According to an advisory posted in the official website of POEA, Administrator Hans Leo J. Cacdac said that the complaint against Nanhaya was initiated by their agency on September 2012 because of the following violations: illegal collection of placement fee, misrepresentation, and other recruitment violations.
Meanwhile, Go West faces charges of violations on placement fee policy, rules and regulations on overseas employment and other laws based on a memo by the Philippine Overseas Labor Office (POLO) in Canada.
The Labor Attache of POLO in Toronto, Frank Luna reported that they have rescued six (6) OFWs in Canada who ran away from their employers and seek shelter at a nearby church. The 6 workers were recruited by Nanhaya for a supposed job at EPP Farms in Niagara Falls.
However, in the complaint submitted by the workers, they claimed that upon arriving in Canada, representatives of Go West brought them to JEM Farms instead. They were forced to be laborers for the construction of a large greenhouse when they were hired to work as fruit pickers and field workers.

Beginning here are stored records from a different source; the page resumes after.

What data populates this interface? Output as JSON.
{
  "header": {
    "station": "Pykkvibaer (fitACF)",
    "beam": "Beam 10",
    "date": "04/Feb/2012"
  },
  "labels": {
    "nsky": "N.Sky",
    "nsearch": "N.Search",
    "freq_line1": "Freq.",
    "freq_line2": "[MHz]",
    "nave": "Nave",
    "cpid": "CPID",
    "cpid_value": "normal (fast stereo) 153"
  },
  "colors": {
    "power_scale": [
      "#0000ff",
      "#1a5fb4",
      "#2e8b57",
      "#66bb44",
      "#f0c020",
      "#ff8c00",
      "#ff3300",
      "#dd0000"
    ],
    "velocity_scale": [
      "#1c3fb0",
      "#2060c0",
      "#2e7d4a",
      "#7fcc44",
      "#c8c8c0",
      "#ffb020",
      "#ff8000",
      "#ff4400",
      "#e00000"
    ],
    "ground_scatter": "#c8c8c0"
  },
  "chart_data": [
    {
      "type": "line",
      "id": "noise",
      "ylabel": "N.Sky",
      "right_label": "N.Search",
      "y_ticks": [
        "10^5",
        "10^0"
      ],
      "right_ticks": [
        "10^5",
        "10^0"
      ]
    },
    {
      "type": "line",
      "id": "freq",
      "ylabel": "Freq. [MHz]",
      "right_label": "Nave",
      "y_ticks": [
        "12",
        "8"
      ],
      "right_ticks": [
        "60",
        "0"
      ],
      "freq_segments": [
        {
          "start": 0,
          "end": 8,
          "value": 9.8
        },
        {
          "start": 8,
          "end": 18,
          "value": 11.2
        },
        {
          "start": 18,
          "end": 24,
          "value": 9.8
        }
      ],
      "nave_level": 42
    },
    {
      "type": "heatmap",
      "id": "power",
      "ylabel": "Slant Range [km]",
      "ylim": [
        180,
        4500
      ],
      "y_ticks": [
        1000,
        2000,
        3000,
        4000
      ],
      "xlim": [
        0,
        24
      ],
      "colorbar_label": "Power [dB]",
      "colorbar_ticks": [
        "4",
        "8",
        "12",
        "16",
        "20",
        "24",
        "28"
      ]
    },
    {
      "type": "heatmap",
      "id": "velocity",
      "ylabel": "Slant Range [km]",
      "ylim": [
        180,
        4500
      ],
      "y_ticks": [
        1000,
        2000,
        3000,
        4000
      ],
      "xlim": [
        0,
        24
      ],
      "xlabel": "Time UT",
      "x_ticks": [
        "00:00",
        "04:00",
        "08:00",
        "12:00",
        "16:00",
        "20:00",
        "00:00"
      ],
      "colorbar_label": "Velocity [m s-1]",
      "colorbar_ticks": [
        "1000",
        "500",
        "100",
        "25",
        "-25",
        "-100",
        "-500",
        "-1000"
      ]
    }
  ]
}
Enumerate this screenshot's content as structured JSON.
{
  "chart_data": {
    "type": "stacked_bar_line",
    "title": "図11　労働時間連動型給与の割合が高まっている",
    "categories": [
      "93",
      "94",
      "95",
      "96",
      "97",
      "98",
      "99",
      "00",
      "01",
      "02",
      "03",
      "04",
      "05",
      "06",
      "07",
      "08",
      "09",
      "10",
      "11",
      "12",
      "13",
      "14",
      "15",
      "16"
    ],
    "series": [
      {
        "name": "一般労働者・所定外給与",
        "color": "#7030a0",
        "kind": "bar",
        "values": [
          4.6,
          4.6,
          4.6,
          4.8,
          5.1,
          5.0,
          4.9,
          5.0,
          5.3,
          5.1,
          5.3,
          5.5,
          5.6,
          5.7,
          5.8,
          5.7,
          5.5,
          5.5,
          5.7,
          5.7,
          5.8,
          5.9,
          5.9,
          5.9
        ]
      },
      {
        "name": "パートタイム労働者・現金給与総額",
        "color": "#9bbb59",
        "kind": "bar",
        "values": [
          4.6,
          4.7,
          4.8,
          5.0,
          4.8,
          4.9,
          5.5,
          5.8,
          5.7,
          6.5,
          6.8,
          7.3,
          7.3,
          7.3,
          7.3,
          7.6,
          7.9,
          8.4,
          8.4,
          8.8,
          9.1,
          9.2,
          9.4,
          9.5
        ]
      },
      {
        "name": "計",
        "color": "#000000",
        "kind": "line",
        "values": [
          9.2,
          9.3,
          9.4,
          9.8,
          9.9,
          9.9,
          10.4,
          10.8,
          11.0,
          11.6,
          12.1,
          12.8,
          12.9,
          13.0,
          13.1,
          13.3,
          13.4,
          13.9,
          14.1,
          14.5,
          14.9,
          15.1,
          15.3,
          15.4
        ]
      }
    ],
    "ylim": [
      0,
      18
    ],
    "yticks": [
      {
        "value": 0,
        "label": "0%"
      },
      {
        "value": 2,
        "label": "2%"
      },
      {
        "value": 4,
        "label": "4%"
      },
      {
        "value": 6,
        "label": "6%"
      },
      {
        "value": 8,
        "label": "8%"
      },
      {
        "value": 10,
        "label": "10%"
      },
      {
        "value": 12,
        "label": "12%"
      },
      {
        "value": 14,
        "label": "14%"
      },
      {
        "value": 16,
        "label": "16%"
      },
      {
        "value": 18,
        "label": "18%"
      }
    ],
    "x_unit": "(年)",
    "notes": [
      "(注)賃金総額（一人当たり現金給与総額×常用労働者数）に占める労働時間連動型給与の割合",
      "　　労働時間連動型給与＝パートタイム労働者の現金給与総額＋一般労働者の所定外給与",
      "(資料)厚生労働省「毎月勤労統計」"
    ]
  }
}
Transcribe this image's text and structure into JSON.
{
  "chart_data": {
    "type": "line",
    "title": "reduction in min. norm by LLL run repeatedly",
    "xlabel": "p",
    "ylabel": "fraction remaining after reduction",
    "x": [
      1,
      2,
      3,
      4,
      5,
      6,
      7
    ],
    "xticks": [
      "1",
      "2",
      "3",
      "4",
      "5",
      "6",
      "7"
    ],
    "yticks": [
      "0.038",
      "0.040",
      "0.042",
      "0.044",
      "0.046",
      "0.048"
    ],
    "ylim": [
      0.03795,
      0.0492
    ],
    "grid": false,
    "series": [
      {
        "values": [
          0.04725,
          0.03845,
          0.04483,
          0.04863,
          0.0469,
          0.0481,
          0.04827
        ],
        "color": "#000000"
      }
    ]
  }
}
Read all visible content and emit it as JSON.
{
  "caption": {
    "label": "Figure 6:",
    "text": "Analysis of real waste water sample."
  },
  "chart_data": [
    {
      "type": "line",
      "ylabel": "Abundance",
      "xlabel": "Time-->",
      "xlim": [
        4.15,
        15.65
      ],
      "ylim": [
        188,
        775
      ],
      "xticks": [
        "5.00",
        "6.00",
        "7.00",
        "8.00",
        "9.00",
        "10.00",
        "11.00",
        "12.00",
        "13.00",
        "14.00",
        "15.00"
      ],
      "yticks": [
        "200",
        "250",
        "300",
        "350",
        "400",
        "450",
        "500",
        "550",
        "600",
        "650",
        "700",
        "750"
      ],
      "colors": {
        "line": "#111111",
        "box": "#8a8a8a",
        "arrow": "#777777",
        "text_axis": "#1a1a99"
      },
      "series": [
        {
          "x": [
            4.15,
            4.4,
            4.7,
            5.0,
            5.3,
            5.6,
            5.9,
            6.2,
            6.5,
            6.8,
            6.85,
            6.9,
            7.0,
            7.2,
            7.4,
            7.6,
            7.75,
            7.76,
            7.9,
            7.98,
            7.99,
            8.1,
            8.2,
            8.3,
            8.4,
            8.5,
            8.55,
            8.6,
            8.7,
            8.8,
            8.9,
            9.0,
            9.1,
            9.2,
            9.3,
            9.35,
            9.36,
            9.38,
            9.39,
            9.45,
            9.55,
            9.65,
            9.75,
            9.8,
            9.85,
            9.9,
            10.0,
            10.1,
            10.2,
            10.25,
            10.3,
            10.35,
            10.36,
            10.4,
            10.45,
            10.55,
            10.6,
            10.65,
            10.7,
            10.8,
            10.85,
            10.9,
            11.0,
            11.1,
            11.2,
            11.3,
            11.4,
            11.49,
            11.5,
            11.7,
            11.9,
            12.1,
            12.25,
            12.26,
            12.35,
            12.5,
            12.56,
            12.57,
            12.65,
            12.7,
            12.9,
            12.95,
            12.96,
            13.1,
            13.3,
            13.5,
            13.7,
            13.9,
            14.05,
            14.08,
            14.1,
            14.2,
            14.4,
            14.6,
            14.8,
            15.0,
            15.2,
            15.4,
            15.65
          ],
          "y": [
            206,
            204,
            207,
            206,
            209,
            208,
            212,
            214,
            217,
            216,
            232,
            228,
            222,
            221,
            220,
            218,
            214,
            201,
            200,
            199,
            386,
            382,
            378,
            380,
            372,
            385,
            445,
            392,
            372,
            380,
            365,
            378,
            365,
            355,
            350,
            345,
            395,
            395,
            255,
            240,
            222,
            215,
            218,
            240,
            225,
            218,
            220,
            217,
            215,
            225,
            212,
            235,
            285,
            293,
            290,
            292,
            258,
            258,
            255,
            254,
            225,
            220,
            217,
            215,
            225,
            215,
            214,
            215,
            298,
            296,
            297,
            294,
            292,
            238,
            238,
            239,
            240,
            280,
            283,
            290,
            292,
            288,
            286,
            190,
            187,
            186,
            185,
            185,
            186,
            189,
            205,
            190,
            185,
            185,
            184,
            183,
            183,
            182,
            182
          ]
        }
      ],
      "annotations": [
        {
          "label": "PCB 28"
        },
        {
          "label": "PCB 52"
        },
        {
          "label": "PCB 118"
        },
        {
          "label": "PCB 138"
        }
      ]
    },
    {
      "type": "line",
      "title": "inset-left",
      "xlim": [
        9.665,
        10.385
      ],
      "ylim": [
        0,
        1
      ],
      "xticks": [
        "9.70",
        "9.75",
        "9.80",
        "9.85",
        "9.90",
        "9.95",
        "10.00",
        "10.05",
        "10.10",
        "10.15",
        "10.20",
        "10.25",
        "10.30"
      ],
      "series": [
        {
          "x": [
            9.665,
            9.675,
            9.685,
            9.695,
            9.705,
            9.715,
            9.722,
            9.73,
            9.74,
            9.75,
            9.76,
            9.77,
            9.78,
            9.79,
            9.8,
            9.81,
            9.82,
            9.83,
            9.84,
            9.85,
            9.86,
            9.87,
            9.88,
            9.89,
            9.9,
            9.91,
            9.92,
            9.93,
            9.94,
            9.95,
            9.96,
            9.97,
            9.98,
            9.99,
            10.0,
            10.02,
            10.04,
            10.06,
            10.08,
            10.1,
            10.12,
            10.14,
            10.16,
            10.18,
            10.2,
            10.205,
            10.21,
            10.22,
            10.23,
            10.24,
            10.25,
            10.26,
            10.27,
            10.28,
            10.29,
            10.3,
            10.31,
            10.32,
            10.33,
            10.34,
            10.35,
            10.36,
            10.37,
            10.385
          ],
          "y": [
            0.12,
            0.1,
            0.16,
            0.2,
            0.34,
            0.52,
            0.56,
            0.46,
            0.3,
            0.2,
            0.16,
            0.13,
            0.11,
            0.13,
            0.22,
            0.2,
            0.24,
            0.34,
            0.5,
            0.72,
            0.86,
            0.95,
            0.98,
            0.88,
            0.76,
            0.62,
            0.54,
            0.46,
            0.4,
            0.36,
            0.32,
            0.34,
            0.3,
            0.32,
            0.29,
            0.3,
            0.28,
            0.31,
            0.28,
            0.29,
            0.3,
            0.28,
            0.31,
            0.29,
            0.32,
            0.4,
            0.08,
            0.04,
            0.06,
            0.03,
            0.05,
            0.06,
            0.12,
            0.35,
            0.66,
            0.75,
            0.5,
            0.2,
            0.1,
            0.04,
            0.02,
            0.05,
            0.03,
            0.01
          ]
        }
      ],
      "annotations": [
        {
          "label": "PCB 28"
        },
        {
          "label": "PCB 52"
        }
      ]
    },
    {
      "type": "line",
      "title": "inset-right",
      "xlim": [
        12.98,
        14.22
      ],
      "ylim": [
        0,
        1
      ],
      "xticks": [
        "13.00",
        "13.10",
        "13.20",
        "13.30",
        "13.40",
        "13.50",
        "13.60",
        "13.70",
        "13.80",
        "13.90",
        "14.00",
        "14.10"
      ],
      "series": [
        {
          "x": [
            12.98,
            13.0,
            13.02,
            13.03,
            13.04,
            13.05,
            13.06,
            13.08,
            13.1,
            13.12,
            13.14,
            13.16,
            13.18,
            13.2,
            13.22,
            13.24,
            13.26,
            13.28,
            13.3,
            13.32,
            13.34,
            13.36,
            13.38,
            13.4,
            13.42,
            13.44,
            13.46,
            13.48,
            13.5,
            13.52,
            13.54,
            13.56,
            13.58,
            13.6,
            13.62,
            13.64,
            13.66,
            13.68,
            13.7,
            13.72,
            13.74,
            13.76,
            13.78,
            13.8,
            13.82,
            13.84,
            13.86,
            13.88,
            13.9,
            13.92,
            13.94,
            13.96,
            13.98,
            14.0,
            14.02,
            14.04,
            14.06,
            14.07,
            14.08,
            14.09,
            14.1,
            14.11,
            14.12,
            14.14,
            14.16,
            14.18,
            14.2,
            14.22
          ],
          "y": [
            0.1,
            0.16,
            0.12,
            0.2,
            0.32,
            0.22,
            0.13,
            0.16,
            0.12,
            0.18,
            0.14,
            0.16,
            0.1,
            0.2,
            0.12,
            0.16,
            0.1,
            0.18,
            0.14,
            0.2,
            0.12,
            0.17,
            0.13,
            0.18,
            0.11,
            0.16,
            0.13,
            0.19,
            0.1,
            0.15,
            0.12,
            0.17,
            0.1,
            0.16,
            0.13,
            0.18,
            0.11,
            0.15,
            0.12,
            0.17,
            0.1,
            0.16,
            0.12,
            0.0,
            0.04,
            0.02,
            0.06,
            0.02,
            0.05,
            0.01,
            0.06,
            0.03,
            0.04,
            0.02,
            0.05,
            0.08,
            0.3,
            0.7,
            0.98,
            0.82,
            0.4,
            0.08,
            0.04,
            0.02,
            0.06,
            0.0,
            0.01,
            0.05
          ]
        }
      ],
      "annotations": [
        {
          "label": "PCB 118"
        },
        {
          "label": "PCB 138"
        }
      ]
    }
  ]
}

Aside from that, they were made to work beyond regular working hours but are not compensated for overtime pay. Their accommodation is a small room packed with three double beds which they even need to pay 80 cents per hours worked.
The workers also said that all of them paid Php125,000 to Nanhaya agency and another Php65,000 for Go West.
The POEA chief in its order of cancellation of license for Nanhaya said that this agency disobeyed the prohibition on collection of placement fees. Nanhaya is also guilty of misrepresentation because they registered a foreign employer, EPP Farms but then deployed their workers to a different company, JEM Farms.
The Pilot Project of the Government of Canada requires the employer to shoulder all recruitment costs in hiring foreign workers as compliance to the POEA’s Memorandum Circular No. 3, Series of 2007.